オリンピックで国旗担当者がなすべきこと – 東京・長野五輪での経験

私は1964年の東京オリンピック(以下、1964Tokyo)の際、組織委員会式典課の国旗担当専門職員として、また、1998年の長野冬季オリンピック(以下、1998Nagano)には式典担当顧問として、主として国旗に関するさまざまなことに直接関わりました。その経験を思い起こし、どんなことをしたのか、また、半世紀以上にわたる国旗研究の成果から、自戒のオリンピックでは何をすべきかを列挙してみます。2020年のオリンピックを東京で開催するに当たり、参考になることが多いと思います。


1964年の東京オリンピックで開会式の入場行進のため、各国名を書いたプラカードを持って集合する防衛大学校生たち。
同五輪公式報告書より。

同五輪開会式開始直前の筆者
(国立競技場正面下のアリーナで)

国旗による大会の盛り上げ、国際理解の推進というプラス面に注目するのはもちろんですが、国旗に関わるミスは多方面に波紋を起こすことに十分留意しなくてはなりません。

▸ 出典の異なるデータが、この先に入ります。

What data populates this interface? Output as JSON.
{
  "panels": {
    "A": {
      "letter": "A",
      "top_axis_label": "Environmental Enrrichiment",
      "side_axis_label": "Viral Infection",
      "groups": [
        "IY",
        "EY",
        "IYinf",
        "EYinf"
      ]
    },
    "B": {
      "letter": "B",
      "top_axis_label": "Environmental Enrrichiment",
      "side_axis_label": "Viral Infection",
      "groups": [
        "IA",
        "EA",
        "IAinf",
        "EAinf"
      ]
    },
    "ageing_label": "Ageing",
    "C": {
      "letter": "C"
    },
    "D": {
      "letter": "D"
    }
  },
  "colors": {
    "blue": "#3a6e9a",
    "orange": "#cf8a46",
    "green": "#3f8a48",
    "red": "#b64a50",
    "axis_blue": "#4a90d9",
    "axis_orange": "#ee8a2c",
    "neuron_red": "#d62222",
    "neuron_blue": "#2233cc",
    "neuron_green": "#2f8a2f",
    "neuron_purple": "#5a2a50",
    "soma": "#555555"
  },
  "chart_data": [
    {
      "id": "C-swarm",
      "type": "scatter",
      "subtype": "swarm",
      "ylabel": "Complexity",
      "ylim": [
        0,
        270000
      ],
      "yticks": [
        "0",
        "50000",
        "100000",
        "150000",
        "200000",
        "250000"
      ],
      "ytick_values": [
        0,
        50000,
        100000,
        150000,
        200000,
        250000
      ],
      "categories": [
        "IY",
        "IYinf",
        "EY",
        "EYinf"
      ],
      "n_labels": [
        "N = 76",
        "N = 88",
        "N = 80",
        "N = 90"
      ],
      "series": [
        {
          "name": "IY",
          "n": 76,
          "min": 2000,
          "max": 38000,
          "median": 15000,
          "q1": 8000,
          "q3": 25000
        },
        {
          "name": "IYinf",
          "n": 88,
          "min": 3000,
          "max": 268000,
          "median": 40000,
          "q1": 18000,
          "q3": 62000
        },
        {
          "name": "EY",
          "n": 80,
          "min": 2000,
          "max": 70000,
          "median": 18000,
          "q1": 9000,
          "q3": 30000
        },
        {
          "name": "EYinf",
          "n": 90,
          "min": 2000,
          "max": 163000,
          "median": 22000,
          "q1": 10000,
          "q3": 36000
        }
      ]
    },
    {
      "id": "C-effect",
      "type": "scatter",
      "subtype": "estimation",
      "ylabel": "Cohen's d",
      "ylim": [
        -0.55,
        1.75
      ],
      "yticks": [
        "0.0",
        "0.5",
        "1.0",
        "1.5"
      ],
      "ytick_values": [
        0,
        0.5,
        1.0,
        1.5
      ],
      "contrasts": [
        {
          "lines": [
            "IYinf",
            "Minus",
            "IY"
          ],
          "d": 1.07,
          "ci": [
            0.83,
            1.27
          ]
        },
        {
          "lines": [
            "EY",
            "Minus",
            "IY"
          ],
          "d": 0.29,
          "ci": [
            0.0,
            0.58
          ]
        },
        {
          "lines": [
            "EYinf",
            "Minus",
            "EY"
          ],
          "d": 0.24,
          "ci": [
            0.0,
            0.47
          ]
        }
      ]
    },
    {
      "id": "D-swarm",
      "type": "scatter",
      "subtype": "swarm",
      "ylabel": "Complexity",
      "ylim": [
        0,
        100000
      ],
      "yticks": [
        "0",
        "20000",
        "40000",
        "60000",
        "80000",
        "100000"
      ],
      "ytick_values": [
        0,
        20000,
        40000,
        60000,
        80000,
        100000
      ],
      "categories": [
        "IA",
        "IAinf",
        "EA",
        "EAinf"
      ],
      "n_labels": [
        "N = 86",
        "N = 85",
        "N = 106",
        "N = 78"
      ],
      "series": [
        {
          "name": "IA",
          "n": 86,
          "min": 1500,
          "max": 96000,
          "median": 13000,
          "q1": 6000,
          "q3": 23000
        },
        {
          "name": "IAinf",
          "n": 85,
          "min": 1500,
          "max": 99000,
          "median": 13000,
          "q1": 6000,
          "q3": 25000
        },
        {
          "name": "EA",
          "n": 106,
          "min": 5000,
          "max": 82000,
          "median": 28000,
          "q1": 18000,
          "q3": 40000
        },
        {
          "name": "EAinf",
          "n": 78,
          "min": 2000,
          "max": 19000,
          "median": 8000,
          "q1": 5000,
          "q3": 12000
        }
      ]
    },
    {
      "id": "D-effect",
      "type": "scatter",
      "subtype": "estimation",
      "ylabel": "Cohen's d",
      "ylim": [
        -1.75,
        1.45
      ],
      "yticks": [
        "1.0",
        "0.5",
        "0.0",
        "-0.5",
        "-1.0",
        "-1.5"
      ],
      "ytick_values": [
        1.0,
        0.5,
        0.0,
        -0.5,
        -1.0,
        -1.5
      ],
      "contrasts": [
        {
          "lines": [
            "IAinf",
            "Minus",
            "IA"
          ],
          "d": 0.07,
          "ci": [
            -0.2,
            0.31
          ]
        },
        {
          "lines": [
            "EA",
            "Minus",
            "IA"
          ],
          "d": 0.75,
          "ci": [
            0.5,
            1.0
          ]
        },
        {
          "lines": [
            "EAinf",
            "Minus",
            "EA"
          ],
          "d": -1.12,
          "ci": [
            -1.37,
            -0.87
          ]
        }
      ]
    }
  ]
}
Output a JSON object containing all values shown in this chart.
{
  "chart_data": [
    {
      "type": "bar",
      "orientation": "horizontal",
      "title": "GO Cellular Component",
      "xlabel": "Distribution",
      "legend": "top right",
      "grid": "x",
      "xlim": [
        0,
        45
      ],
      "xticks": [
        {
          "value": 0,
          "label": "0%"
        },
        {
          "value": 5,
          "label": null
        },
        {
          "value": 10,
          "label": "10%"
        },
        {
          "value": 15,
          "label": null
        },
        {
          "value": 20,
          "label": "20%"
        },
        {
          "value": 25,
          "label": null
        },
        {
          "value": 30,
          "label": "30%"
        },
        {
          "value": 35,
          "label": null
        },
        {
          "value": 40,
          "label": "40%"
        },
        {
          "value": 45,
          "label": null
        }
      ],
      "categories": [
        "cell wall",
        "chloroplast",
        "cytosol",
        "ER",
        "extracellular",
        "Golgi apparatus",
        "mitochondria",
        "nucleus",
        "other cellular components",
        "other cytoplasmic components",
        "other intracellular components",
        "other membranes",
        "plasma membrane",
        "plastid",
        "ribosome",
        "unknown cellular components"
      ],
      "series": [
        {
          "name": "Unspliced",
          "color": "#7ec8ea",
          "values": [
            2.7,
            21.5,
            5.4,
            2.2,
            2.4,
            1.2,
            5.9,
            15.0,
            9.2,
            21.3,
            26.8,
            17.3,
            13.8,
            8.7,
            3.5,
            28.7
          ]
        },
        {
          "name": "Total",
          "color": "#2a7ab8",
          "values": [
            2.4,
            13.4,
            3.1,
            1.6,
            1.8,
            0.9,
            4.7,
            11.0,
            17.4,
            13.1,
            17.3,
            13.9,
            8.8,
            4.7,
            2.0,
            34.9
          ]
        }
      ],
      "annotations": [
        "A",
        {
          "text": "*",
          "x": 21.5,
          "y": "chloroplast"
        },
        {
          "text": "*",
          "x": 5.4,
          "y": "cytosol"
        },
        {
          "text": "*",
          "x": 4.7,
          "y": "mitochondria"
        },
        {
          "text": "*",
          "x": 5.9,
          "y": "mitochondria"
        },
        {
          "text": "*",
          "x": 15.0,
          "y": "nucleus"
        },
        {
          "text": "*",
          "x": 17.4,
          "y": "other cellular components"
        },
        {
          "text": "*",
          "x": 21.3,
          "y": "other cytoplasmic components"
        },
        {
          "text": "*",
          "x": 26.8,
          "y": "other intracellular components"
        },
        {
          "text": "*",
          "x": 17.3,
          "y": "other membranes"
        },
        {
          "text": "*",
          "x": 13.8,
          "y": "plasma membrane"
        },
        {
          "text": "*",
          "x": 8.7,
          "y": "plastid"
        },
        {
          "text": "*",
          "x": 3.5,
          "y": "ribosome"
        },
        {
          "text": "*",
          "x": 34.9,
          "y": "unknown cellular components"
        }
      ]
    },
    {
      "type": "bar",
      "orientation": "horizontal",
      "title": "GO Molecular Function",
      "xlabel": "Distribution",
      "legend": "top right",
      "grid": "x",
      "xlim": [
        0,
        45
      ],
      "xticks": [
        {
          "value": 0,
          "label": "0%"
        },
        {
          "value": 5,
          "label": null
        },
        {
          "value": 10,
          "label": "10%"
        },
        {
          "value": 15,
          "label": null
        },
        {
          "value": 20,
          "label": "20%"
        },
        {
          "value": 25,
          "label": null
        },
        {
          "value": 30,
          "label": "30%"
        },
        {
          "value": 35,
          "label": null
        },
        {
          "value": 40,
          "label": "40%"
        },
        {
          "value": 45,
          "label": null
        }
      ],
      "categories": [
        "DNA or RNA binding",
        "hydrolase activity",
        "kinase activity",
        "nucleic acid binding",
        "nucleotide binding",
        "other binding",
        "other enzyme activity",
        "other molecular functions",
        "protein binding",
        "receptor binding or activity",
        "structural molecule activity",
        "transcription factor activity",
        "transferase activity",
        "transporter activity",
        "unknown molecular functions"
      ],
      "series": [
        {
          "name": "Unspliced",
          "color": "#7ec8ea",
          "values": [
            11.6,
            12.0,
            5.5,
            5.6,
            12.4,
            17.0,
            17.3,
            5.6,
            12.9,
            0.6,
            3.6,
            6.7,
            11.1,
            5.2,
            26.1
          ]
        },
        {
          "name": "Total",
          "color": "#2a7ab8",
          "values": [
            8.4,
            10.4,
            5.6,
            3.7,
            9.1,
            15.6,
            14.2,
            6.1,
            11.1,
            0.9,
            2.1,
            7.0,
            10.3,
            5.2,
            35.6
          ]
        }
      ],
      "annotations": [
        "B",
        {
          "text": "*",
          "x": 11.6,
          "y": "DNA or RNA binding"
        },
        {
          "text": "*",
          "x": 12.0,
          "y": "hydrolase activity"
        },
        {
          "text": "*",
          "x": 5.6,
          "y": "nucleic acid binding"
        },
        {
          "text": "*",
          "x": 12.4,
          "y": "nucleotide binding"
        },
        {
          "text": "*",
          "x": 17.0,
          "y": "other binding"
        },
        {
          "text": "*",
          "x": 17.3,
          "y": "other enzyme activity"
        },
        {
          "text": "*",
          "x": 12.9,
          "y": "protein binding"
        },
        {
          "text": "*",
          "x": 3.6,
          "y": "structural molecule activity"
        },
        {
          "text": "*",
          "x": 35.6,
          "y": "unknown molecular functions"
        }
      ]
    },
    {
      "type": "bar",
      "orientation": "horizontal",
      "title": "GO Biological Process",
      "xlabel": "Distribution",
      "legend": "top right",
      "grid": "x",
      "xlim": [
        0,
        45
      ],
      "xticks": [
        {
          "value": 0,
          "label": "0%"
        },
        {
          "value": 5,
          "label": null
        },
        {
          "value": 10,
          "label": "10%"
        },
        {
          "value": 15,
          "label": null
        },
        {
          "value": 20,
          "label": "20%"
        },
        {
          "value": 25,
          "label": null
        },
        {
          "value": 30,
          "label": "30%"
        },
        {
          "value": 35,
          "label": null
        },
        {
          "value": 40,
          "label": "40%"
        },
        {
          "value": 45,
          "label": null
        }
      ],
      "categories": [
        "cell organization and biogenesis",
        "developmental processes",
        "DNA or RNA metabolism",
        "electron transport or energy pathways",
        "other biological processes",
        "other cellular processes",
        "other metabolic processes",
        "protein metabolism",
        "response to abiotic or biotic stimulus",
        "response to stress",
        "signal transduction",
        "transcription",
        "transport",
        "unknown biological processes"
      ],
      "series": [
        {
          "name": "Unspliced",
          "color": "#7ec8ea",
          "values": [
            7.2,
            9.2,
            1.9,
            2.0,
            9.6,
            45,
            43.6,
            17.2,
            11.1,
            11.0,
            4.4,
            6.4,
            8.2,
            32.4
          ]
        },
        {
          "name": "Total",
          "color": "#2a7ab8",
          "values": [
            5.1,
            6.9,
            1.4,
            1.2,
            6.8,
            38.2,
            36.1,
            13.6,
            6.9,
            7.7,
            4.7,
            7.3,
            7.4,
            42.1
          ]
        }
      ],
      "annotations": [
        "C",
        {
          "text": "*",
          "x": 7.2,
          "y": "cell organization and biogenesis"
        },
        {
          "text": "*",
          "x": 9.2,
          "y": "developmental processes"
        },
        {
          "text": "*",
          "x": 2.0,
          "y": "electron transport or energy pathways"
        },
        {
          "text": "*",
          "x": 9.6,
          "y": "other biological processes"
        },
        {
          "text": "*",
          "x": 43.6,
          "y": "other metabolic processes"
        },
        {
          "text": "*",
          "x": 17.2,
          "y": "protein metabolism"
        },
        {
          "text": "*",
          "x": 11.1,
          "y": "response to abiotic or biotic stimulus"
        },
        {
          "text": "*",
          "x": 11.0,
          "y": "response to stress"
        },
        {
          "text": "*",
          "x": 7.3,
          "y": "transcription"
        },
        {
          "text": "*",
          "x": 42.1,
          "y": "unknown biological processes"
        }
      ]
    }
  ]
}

1958年に東京で開催されたアジア競技大会表彰式で中華民国(当時は国連安保理常任理事国)の国旗(青天白日満地紅旗)逆掲揚という失態を演じた先例を拳拳服膺して準備にあたる必要があります。

そのためになら私は2020年まで、日本でのオリンピックの「語り部」として、いかなる知見をも広く伝達したいと思っています。